Wegen der fehlenden Empfangsbestätigung und Versicherung versagte das Finanzamt die Umsatzsteuerfreiheit dieser Lieferung. Zu Recht, wie der Bundesfinanzhof nunmehr entschied. Die Regelung im deutschen Umsatzsteuerrecht seien europarechtskonform und stehen im Einklang mit der sechsten EG-Richtlinie.

Im Urteilsfall ging es um eine vermeidbare Umsatzsteuer-Nachforderung in Höhe von 23.186,20 DM.

Der entschiedene Fall zeigt nur einmal mehr, dass gewisse Formalien bei Lieferungen in das Ausland (Europäische Union oder Drittland) einzuhalten sind.

Aktenzeichen des Bundesfinanzhofs: V R 71/05 und V R 72/05

31.03.2008 Umsatzsteuerbefreiung bei gefälschtem Ausfuhrnachweis

Die Umsatzsteuerbefreiung für eine Ausfuhrlieferung ist auch dann zu gewähren, wenn zwar die gesetzlich vorgesehenen Voraussetzungen nicht erfüllt sind, der (hier deutsche) Lieferant das aber trotz Anwendung der Sorgfalt eines ordentlichen Kaufmanns nicht erkennen konnte.

Der Europäische Gerichtshof hatte in seinem Verfahren C-271/06 zu entscheiden, ob eine Umsatzsteuerbefreiung auch bei gefälschtem Ausfuhrnachweis gewährt werden kann. Der Bundesfinanzhof legte dem Europäischen Gerichtshof diese Frage mit Beschluss vom 2. März 2006 (Az. V R 7/03) vor.

Das deutsche Umsatzsteuerrecht sieht eine Umsatzsteuerbefreiung für Ausfuhrlieferungen (Lieferungen aus Deutschland in ein Land außerhalb der Europäischen Union) vor, wenn der deutsche Lieferant einen Ausfuhrnachweis erbringt. Beruht die Steuerbefreiung auf unrichtigen Angaben des Abnehmers undkonnte der Lieferant das bei Beachtung der Sorgfalt eine ordentlichen Kaufmanns nicht erkennen, ist die Lieferung gleichwohl als steuerfrei anzusehen.

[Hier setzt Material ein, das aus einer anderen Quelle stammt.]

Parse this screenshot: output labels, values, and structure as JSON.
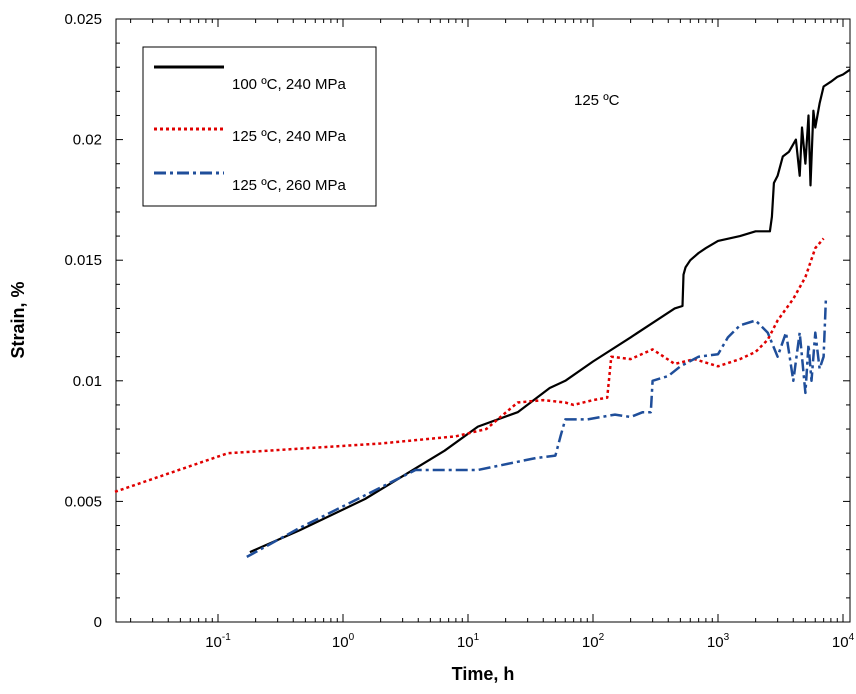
{
  "chart_data": {
    "type": "line",
    "title": "",
    "annotation": "125 ºC",
    "xlabel": "Time, h",
    "ylabel": "Strain, %",
    "xscale": "log",
    "xlim": [
      0.015,
      12000
    ],
    "ylim": [
      0,
      0.025
    ],
    "xticks": [
      {
        "value": 0.1,
        "base": "10",
        "exp": "-1"
      },
      {
        "value": 1,
        "base": "10",
        "exp": "0"
      },
      {
        "value": 10,
        "base": "10",
        "exp": "1"
      },
      {
        "value": 100,
        "base": "10",
        "exp": "2"
      },
      {
        "value": 1000,
        "base": "10",
        "exp": "3"
      },
      {
        "value": 10000,
        "base": "10",
        "exp": "4"
      }
    ],
    "yticks": [
      {
        "value": 0,
        "label": "0"
      },
      {
        "value": 0.005,
        "label": "0.005"
      },
      {
        "value": 0.01,
        "label": "0.01"
      },
      {
        "value": 0.015,
        "label": "0.015"
      },
      {
        "value": 0.02,
        "label": "0.02"
      },
      {
        "value": 0.025,
        "label": "0.025"
      }
    ],
    "grid": false,
    "legend_position": "top-left",
    "series": [
      {
        "name": "100 ºC, 240 MPa",
        "color": "#000000",
        "style": "solid",
        "x": [
          0.18,
          0.45,
          1.5,
          6.5,
          12,
          25,
          45,
          60,
          100,
          200,
          300,
          450,
          520,
          530,
          550,
          600,
          700,
          800,
          1000,
          1500,
          2000,
          2600,
          2700,
          2800,
          3000,
          3300,
          3700,
          4200,
          4500,
          4700,
          5000,
          5300,
          5500,
          5800,
          6000,
          6500,
          7000,
          8000,
          9000,
          10000,
          12000
        ],
        "y": [
          0.0029,
          0.0038,
          0.0051,
          0.0071,
          0.0081,
          0.0087,
          0.0097,
          0.01,
          0.0108,
          0.0118,
          0.0124,
          0.013,
          0.0131,
          0.0144,
          0.0147,
          0.015,
          0.0153,
          0.0155,
          0.0158,
          0.016,
          0.0162,
          0.0162,
          0.0168,
          0.0182,
          0.0185,
          0.0193,
          0.0195,
          0.02,
          0.0185,
          0.0205,
          0.019,
          0.021,
          0.0181,
          0.0212,
          0.0205,
          0.0215,
          0.0222,
          0.0224,
          0.0226,
          0.0227,
          0.0229
        ]
      },
      {
        "name": "125 ºC, 240 MPa",
        "color": "#e00000",
        "style": "dotted",
        "x": [
          0.015,
          0.12,
          0.5,
          2,
          8,
          14,
          25,
          40,
          60,
          70,
          100,
          130,
          140,
          200,
          300,
          450,
          650,
          1000,
          1500,
          2000,
          2500,
          3000,
          4000,
          5000,
          6000,
          7000
        ],
        "y": [
          0.0054,
          0.007,
          0.0072,
          0.0074,
          0.0077,
          0.008,
          0.0091,
          0.0092,
          0.0091,
          0.009,
          0.0092,
          0.0093,
          0.011,
          0.0109,
          0.0113,
          0.0107,
          0.0109,
          0.0106,
          0.0109,
          0.0112,
          0.0117,
          0.0125,
          0.0134,
          0.0143,
          0.0155,
          0.0159
        ]
      },
      {
        "name": "125 ºC, 260 MPa",
        "color": "#1f4e9a",
        "style": "dashdot",
        "x": [
          0.17,
          0.45,
          1.2,
          3.8,
          12,
          35,
          50,
          55,
          60,
          90,
          150,
          200,
          250,
          290,
          300,
          400,
          500,
          700,
          1000,
          1200,
          1500,
          2000,
          2500,
          3000,
          3500,
          4000,
          4500,
          5000,
          5300,
          5600,
          6000,
          6500,
          7000,
          7300
        ],
        "y": [
          0.0027,
          0.0039,
          0.005,
          0.0063,
          0.0063,
          0.0068,
          0.0069,
          0.0077,
          0.0084,
          0.0084,
          0.0086,
          0.0085,
          0.0087,
          0.0087,
          0.01,
          0.0102,
          0.0106,
          0.011,
          0.0111,
          0.0118,
          0.0123,
          0.0125,
          0.012,
          0.011,
          0.012,
          0.01,
          0.012,
          0.0095,
          0.0115,
          0.01,
          0.012,
          0.0105,
          0.011,
          0.0134
        ]
      }
    ]
  }
}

Genau diese Steuerbefreiung wurde dem Lieferanten vom Finanzamt versagt.

Der Fall:

Eine Supermarktkette verkaufte – vor dem Beitritt Polens zur Europäischen Union – Waren an polnische Abnehmer. Nach Vorlage des Reisepasses und der Ausfuhrbescheinigung der zuständigen Zollbehörde erstattete die Supermarktkette den Kunden die Umsatzsteuer.

Die Supermarktkette bat 1998 das Hauptzollamt Neubrandenburg darum, zu überprüfen, ob der Zollstempel Nr. 73 und die Zollformulare, auf denen er angebracht war, gefälscht seien. Nachdem das Hauptzollamt dies zunächst verneint hatte, teilte es dem Unternehmen mit, dass eine nochmalige Prüfung ergeben habe, dass die ihm von diesem übergebenen Unterlagen Fälschungen seien. In der Folge stellte die Steuerfahndungsstelle fest, dass polnische Staatsbürger zwischen 1993 und 1998 einen großen Teil der Ausfuhrnachweise mit falschen Zollformularen angefertigt bzw. diese vermeintlichen Nachweise mit einem falschen Zollstempel versehen hatten.

Der Europäische Gerichtshof entschied, dass in einem derartigen Fall die Steuerbefreiung zu gewähren ist. Immerhin hatte selbst das Hauptzollamt auf Anhieb die Fälschung nicht als solche erkannt.